東芝デバイス&ストレージは5月23日、グループ会社である加賀東芝エレクトロニクス(石川県能美市)にて、300mmウエハー対応パワー半導体新製造棟、および新事務所棟の竣工式を行ったことを発表した。
今回竣工したのは新製造棟の第1期分となる。装置の搬入を進め、2024年度下期より本格的な生産を開始予定としている。第1期フル稼働時には、低耐圧MOSFET、IGBTを中心とするパワー半導体の生産能力を、本建設を決定した2021年度比で2.5倍に増強する計画だ。第2期については、市場の動向を見ながら建設と稼働開始の時期を決定していく。
新製造棟は、地震の揺れを吸収する免震構造の採用や電源の2重化などを通じてBCP(事業継続計画)を強化。
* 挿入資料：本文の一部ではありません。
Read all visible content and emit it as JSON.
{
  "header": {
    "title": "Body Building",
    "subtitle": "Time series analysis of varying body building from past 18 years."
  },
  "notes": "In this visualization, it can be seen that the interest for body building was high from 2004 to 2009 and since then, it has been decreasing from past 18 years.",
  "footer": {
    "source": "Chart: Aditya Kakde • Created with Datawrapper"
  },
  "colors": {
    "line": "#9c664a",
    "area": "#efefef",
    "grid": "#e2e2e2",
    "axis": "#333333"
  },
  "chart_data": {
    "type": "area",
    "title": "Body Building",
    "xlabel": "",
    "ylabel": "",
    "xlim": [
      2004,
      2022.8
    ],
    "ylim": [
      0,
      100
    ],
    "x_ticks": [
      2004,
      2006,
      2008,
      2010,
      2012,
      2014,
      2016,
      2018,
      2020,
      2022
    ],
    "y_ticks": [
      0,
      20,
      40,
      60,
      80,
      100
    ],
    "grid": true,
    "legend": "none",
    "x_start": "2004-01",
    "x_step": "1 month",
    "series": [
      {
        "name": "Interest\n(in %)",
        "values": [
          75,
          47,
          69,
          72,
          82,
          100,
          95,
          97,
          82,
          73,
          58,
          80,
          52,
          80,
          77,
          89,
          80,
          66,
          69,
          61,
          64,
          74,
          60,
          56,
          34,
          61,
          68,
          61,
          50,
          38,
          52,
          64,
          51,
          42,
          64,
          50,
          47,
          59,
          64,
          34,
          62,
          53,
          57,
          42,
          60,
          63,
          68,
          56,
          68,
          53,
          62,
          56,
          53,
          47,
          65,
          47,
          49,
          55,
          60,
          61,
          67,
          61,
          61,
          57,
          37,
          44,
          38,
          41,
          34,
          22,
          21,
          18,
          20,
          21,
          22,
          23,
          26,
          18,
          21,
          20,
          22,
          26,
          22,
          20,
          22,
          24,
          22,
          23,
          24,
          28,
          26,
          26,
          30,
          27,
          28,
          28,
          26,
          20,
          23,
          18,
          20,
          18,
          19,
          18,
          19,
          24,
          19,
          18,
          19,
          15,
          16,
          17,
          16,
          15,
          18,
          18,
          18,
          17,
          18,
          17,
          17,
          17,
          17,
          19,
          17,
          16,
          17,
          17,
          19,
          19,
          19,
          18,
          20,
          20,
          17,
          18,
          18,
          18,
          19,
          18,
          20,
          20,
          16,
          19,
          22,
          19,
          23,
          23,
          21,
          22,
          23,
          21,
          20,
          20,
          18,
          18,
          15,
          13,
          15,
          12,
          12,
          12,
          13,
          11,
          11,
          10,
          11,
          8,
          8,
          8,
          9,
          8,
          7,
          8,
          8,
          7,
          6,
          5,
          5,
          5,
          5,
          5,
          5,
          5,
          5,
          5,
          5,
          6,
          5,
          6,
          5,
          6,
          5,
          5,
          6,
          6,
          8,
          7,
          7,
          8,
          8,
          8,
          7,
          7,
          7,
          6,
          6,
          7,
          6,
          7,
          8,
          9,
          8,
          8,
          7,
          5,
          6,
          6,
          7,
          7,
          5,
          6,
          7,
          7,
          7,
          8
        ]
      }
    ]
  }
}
また、再生可能エネルギー由来の電力活用や、屋上への太陽光発電設備(オンサイトPPAモデル)設置などにより、使用する電力を100%再生可能エネルギー由来でまかなう。さらに、AI活用などを通じて、製品品質および生産効率をより向上させる。
設備投資の一部には、経済産業省から「半導体の安定供給確保のための取組に関する計画(供給確保計画)」に基づく助成金の交付を受ける予定だ。
同社は、加賀東芝エレクトロニクス既存棟において、2022年度下期より300mmウエハーを用いたパワー半導体を生産しており、新製造棟の稼働開始により、パワー半導体の生産能力をさらに拡大する。